The lawsuit seeks emergency relief stopping the Dec. 5 hunt. The hunt targets hundreds of bears and sets no express limitation on the number that can be killed. The Council advanced the proposal without counting the number of bears in New Jersey and without performing a scientifically sound estimate of the population. The Council then went further by claiming without evidence that the state’s bear population will expand by a preposterous 33% in just two years without a hunt. That speculation has no basis in science; black bears are extremely slow to reproduce.
“The Council is not above the law and should not be allowed to impede public input by fabricating an ‘emergency,’” said Jennifer Best, Director of Friends of Animals Wildlife Law Program. “The only thing that will keep the public safe and black bears wild is education on simple and effective solutions, such as bear-resistant trash cans and removing bird feeders from March through November.”

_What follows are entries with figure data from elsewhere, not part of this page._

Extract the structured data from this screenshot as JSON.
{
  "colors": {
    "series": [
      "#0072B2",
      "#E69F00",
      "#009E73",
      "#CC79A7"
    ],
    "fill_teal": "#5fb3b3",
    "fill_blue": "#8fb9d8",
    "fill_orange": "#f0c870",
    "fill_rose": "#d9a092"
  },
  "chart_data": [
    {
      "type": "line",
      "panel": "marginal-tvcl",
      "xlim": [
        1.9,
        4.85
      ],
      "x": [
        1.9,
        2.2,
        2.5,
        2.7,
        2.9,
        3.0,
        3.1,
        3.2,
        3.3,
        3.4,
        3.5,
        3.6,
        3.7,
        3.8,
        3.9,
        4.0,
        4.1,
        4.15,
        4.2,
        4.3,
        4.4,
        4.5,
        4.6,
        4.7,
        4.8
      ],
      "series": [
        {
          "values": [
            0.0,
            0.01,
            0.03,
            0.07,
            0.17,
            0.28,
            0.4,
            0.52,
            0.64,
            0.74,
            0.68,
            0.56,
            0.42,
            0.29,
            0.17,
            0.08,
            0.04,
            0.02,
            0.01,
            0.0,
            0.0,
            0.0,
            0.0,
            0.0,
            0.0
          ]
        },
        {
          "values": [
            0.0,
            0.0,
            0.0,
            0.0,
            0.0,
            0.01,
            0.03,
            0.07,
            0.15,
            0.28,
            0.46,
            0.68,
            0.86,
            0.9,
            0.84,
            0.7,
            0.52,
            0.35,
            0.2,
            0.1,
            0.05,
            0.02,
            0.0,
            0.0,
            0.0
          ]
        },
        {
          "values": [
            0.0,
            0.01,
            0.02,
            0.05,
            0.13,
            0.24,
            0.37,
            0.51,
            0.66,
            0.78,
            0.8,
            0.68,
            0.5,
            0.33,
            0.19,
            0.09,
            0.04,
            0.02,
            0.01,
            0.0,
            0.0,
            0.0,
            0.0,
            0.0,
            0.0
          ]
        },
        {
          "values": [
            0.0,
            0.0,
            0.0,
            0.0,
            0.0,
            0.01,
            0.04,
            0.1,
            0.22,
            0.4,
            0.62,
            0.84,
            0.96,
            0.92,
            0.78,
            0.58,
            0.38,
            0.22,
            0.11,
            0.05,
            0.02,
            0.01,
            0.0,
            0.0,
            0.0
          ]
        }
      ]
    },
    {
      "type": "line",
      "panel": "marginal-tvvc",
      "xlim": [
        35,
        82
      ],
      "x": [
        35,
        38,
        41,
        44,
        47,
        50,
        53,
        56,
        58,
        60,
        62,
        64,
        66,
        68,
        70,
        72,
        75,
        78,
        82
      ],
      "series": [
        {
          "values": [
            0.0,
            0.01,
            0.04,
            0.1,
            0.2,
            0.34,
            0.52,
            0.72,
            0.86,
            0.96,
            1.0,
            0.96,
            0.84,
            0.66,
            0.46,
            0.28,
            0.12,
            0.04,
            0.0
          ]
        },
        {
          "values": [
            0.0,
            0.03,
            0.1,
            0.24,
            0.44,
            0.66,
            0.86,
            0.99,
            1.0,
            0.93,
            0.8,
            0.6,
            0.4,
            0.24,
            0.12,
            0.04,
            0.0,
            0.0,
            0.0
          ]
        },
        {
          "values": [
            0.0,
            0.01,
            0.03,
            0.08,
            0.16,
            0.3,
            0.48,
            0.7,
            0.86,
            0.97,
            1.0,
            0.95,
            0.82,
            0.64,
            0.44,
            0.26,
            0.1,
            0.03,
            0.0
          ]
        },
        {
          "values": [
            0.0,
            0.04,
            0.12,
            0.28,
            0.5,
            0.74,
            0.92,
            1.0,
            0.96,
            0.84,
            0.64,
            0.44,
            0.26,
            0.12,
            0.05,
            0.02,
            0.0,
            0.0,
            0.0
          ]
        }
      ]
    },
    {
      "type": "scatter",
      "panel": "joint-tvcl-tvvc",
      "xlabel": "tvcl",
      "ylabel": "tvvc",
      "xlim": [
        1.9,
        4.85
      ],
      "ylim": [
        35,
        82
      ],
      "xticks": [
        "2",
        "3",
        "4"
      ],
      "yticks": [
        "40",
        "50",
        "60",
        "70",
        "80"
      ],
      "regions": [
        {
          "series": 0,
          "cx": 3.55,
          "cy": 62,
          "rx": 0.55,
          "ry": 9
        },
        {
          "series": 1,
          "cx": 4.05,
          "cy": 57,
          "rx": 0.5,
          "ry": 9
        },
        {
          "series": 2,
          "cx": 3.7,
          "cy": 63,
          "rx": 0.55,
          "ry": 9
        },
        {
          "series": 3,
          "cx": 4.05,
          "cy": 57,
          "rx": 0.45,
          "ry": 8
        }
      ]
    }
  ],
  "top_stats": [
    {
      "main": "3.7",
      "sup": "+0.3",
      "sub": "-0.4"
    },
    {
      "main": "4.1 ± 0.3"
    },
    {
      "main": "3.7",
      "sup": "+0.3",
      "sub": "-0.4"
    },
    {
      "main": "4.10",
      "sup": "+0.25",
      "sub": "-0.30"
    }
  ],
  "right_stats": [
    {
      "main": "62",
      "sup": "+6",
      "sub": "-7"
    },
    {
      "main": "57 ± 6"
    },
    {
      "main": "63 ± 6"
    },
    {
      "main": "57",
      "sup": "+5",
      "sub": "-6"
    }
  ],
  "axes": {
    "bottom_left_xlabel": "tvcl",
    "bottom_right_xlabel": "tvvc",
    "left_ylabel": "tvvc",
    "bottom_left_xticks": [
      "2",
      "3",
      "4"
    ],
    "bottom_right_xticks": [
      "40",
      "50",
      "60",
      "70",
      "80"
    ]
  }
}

The Council claimed that emergency action was necessary due to an increase in reported bear incidents. But the number of incidents reported this year is not unusually high compared to many other years during which hunts were conducted. In fact, over 90% of bear-related complaints were reports of routine bear behavior and incidents that pose no imminent danger to the public, such as sightings of injured bears and bears seeking food from unsecured garbage cans and bird feeders. To date, the state has failed to take steps to establish the trash control programs that have successfully mitigated conflicts in Western states.
“The Fish and Game Council unlawfully used emergency powers to ram through an unpopular and unnecessary hunt while denying New Jersey citizens their due process rights under state law,” said Kate Hendrix, staff attorney for the Humane Society of the United States. “The public is not facing any ‘imminent peril’ from New Jersey’s bruins, and the numbers that the agency cites to claim otherwise are misleading and taken out of context. The real emergency is the threat hundreds of New Jersey’s bears will face if this horrific, unscientific hunt is not stopped.”
Scientific studies show only a weak correlation between the population of bears and bear attacks. Bear-human interaction is more closely connected with specific human behaviors that drive encounters. Some states with large black bear populations have fewer conflicts than states with much smaller bear numbers, a study by the Association of Fish and Wildlife Agencies found. California, for example, which has 35,000 bears, reported just 259 interactions.
Black bears are among the slowest reproducing land mammals in North America. Trophy hunts and high kill rates over bait can lead to irreparable population damage. Hunting bears causes additional mortalities from infanticide when father bears are killed and new males enter their territory. When the state sanctions a hunt, poaching incidents go up—there has already been a case earlier this month when four bear cubs were killed in an apparent poaching incident in Passaic County. Public safety is also threatened by a bear hunt in New Jersey, where hunting accidents have killed more people than bears have.
“In addition to the disingenuous emergency, the New Jersey black bear hunt is illegal because the Comprehensive Black Bear Management Policy is arbitrary and capricious and fails to meet the standards set out by the state Supreme Court,” stated Doris Lin, Legal Director of APLNJ, who successfully overturned the state’s bear management policy in 2007.